Providing a window into the life of a Jew in Nazi Germany, Max becomes not only a friend but a liability. A constant balance between a fugitive and a brother, the threads of Max's friendship with Leisel are woven through not only a sense of family and justice, but over an attendance to Hitler Youth, around the loss of her own brother, and through the not only impractical but the forbidden nature of such a bond. It is not only love that holds these characters together, but the reoccurring theme throughout the novel of Words. 

Words, as any reader will know, are an extremely powerful tool. Both a weapon and a form of reconciliation, or comfort, words can connect and severe ties, and infiltrate minds. Words are the birthplace of so many actions, and so much of the movements of Nazi Germany. And Leisel herself writes after reflecting upon both her habit of book stealing and of writing, "I have hated the words and I have loved them, and I hope I have made them right."

The Book Thief itself uses words in much the same way, highlighting and pushing them, contorting them to depict both the good and the bad, as well as highlighting the consequences of words, both said and unsaid, and their effect on those on which who's ears they fall.

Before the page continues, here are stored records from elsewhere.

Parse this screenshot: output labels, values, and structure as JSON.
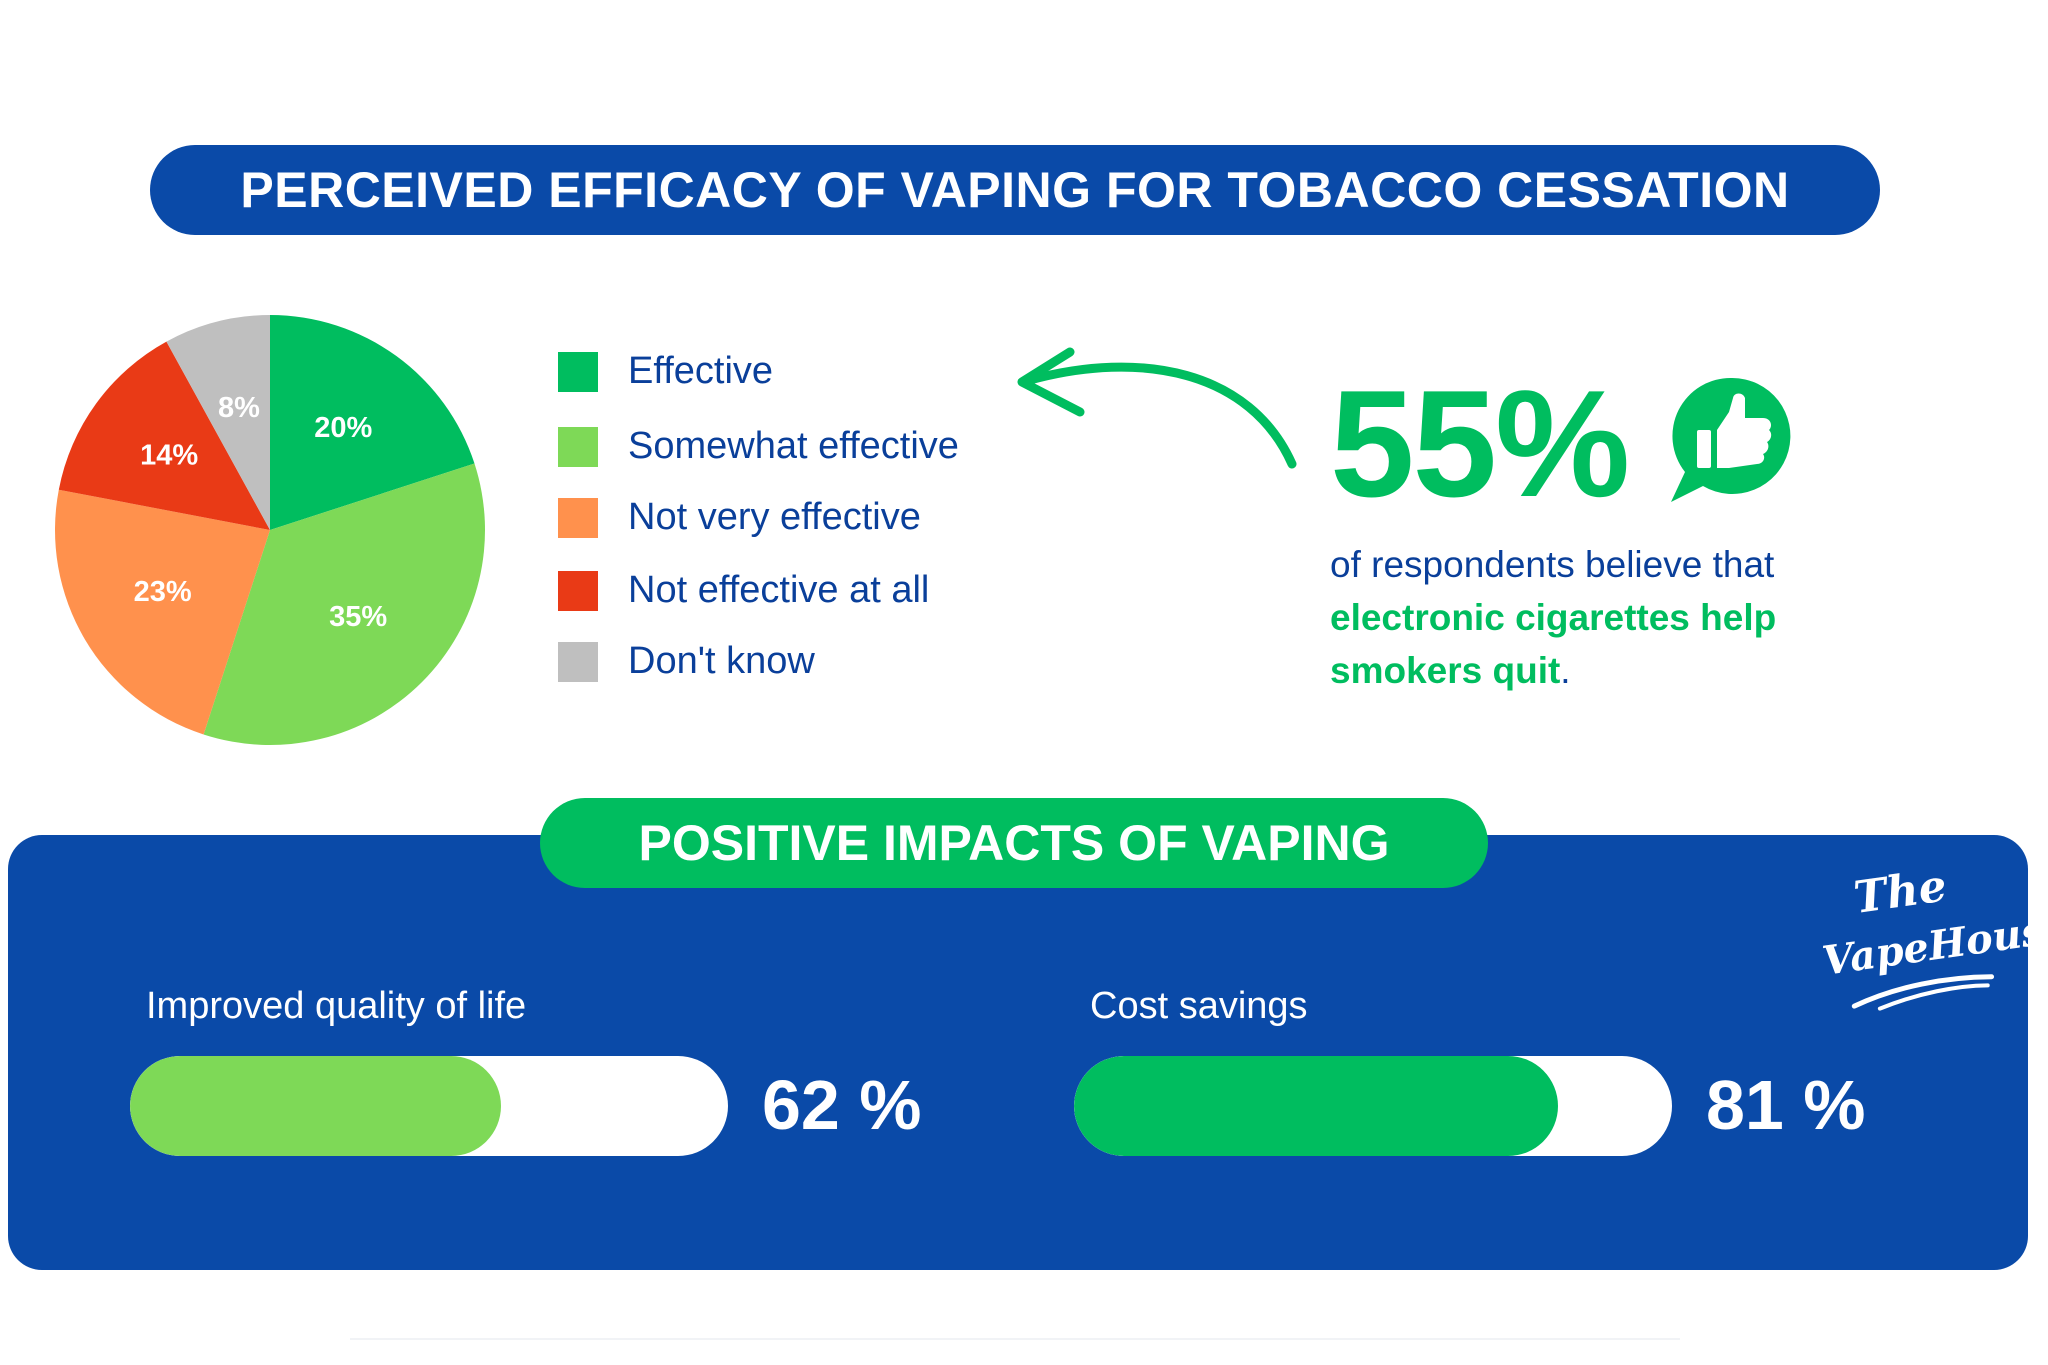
{
  "title": "PERCEIVED EFFICACY OF VAPING FOR TOBACCO CESSATION",
  "chart_data": [
    {
      "type": "pie",
      "categories": [
        "Effective",
        "Somewhat effective",
        "Not very effective",
        "Not effective at all",
        "Don't know"
      ],
      "values": [
        20,
        35,
        23,
        14,
        8
      ],
      "labels": [
        "20%",
        "35%",
        "23%",
        "14%",
        "8%"
      ],
      "colors": [
        "#00bd5f",
        "#7ed957",
        "#ff914d",
        "#e93a16",
        "#bfbfbf"
      ],
      "legend_placement": "right"
    },
    {
      "type": "bar",
      "categories": [
        "Improved quality of life",
        "Cost savings"
      ],
      "values": [
        62,
        81
      ],
      "labels": [
        "62 %",
        "81 %"
      ],
      "colors": [
        "#7ed957",
        "#00bd5f"
      ],
      "ylim": [
        0,
        100
      ]
    }
  ],
  "highlight": {
    "percent": "55%",
    "text_prefix": "of respondents believe that ",
    "text_emphasis": "electronic cigarettes help smokers quit",
    "text_suffix": ".",
    "icon": "thumbs-up-chat-icon"
  },
  "impacts_title": "POSITIVE IMPACTS OF VAPING",
  "logo": {
    "line1": "The",
    "line2": "VapeHouse"
  },
  "colors": {
    "blue": "#0a4aa8",
    "green": "#00bd5f",
    "text_blue": "#0a3f9a"
  }
}
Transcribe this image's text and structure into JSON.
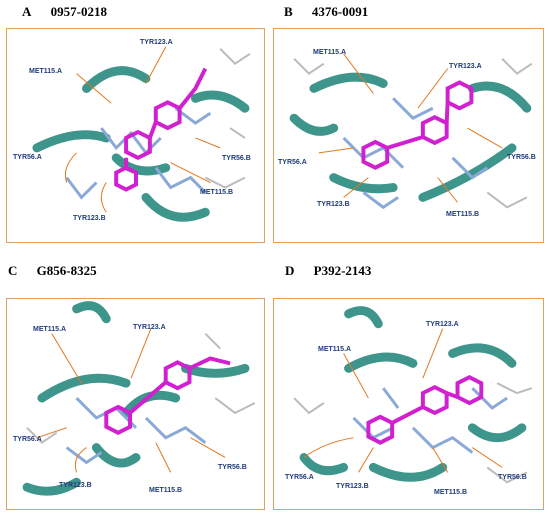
{
  "colors": {
    "frame_border": "#e0a060",
    "ribbon": "#2a8a80",
    "ligand": "#d020d0",
    "residue_stick": "#8aa8d8",
    "arrow": "#e07820",
    "label": "#1f3b7a"
  },
  "panels": [
    {
      "letter": "A",
      "compound": "0957-0218",
      "residues": [
        "MET115.A",
        "TYR123.A",
        "TYR56.A",
        "TYR123.B",
        "MET115.B",
        "TYR56.B"
      ]
    },
    {
      "letter": "B",
      "compound": "4376-0091",
      "residues": [
        "MET115.A",
        "TYR123.A",
        "TYR56.A",
        "TYR123.B",
        "MET115.B",
        "TYR56.B"
      ]
    },
    {
      "letter": "C",
      "compound": "G856-8325",
      "residues": [
        "MET115.A",
        "TYR123.A",
        "TYR56.A",
        "TYR123.B",
        "MET115.B",
        "TYR56.B"
      ]
    },
    {
      "letter": "D",
      "compound": "P392-2143",
      "residues": [
        "MET115.A",
        "TYR123.A",
        "TYR56.A",
        "TYR123.B",
        "MET115.B",
        "TYR56.B"
      ]
    }
  ]
}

From simple spelling lessons, to a book which Death itself carries in its pocket, literature and language (spoken and written) is shown for what it truly is - a power and weapon beyond understanding which can shape the minds of followers, and a hope on which to cling to, when all else falls. 

It is with a unique voice and brilliantly executed perspective - that of the character and narrator of Death - that Zuszak sheds light on the dark times of Germany in war, and reawakens an emotional connection between reader and characters, refreshing what has become numb and desensitized in a violence-based society.